Ces dispositifs d’alerte posent toutefois des questions de droit social et de protection des données à caractère personnel, que ce soient celles du lanceur d’alerte ou de la personne mise en cause (5). Si ces aspects ne sont pas pris en compte, l’entreprise ne sera peut-être pas en mesure d’utiliser les informations obtenues par ce biais, mais elle commettra également des infractions à la législation protectrice de la vie privée. Or, avec l’entrée en vigueur, le 25 mai 2018, du Règlement européen sur la protection des données, ces infractions engendreront des amendes administratives pouvant aller jusqu’à 20.000.000 € ou 4% du chiffre d’affaires annuel mondial du groupe dont fait partie la société en infraction… Les entreprises ont donc tout intérêt à évaluer l’opportunité de mettre en place de tels systèmes d’alertes, tout en veillant à leur conformité avec le droit social et le droit des données à caractère personnel.
(1) Une proposition de résolution a uniquement été déposée devant le Parlement bruxellois.
(2) Pour un examen de cette jurisprudence: F. Coton, J-F. Henrotte, « Le lanceur d’alerte: une personne concernée par le traitement de ses données à caractère personnel, mais également par son avenir professionnel… », R.D.T.I., 2015/4, n° 61, p. 43-78.

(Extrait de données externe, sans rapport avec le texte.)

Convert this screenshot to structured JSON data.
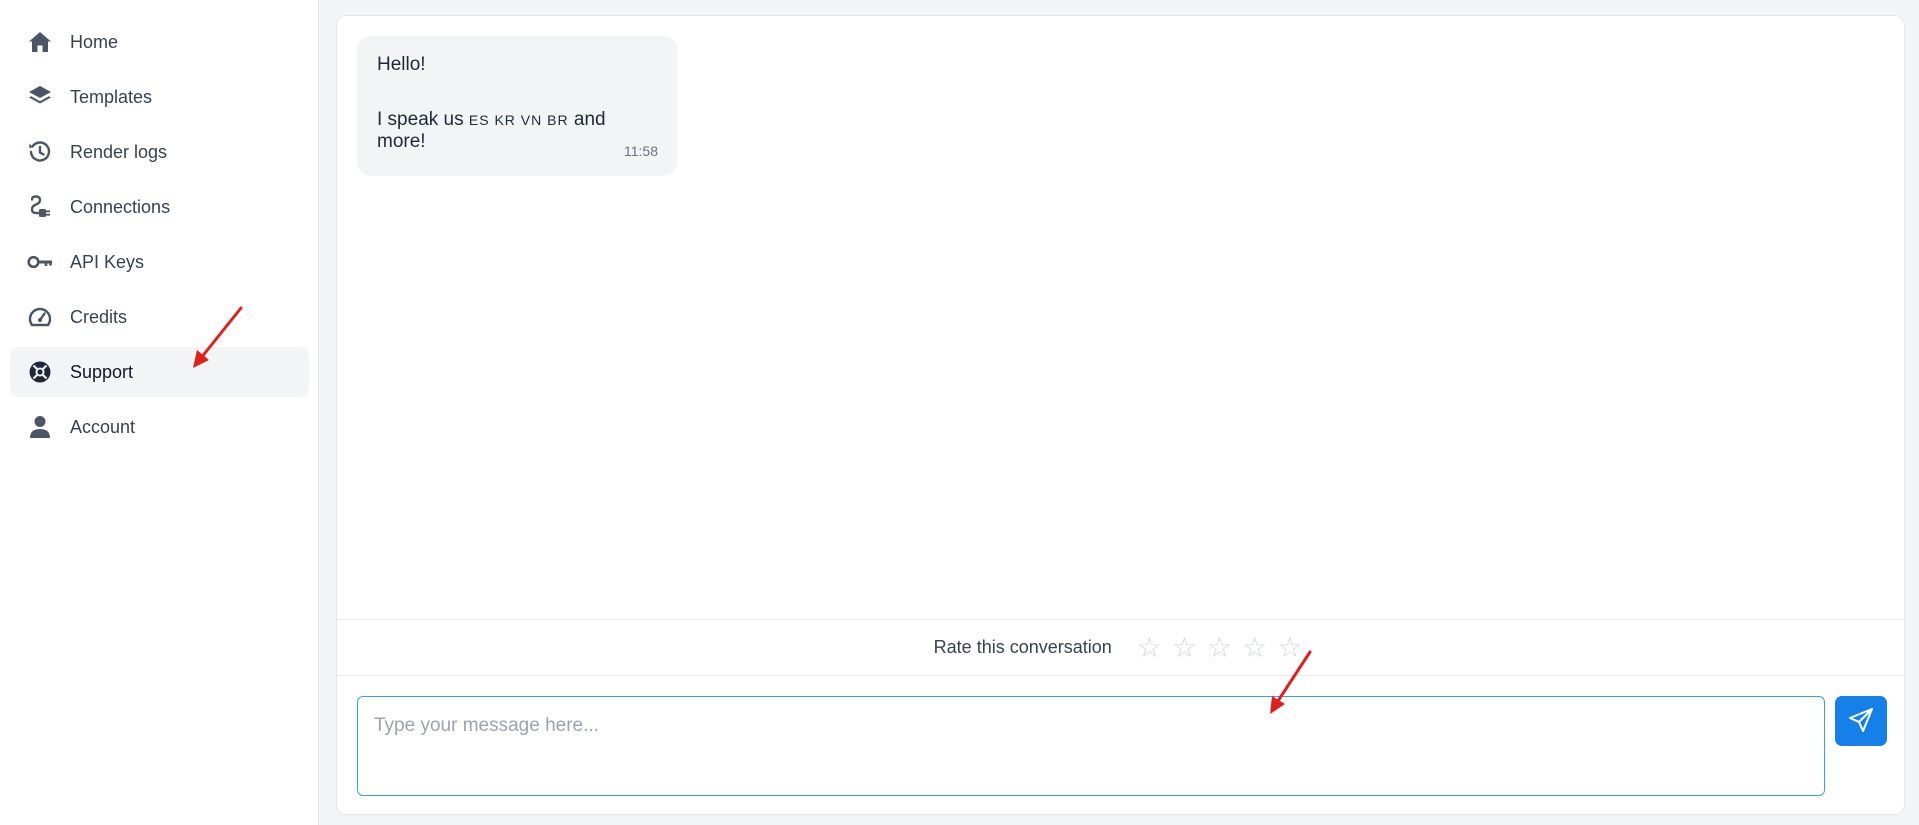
{
  "sidebar": {
    "items": [
      {
        "label": "Home",
        "icon": "home-icon"
      },
      {
        "label": "Templates",
        "icon": "layers-icon"
      },
      {
        "label": "Render logs",
        "icon": "history-icon"
      },
      {
        "label": "Connections",
        "icon": "plug-icon"
      },
      {
        "label": "API Keys",
        "icon": "key-icon"
      },
      {
        "label": "Credits",
        "icon": "gauge-icon"
      },
      {
        "label": "Support",
        "icon": "lifebuoy-icon",
        "active": true
      },
      {
        "label": "Account",
        "icon": "user-icon"
      }
    ]
  },
  "chat": {
    "messages": [
      {
        "greeting": "Hello!",
        "text_before_flags": "I speak us ",
        "flags": "ES KR VN BR",
        "text_after_flags": " and more!",
        "time": "11:58"
      }
    ],
    "rating": {
      "label": "Rate this conversation",
      "stars": 5,
      "value": 0
    },
    "input": {
      "placeholder": "Type your message here...",
      "value": ""
    }
  },
  "colors": {
    "accent": "#1480e8",
    "annotation_arrow": "#e0201a"
  }
}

(3) Tribunal d’arrondissement de Luxembourg le 29 juin 2016, partiellement réformé par la Cour d’appel du Grand-Duché de Luxembourg le 15 mars 2017.
(4) Coton, Henrotte, Ibidem.
(5) Plus d’infos sur http://eur-lex.europa.eu Règlement (UE) 2016/679 du Parlement européen et du Conseil du 27 avril 2016 relatif à la protection des personnes physiques à l’égard du traitement des données à caractère personnel et à la libre circulation de ces données, et abrogeant la directive 95/46/CE.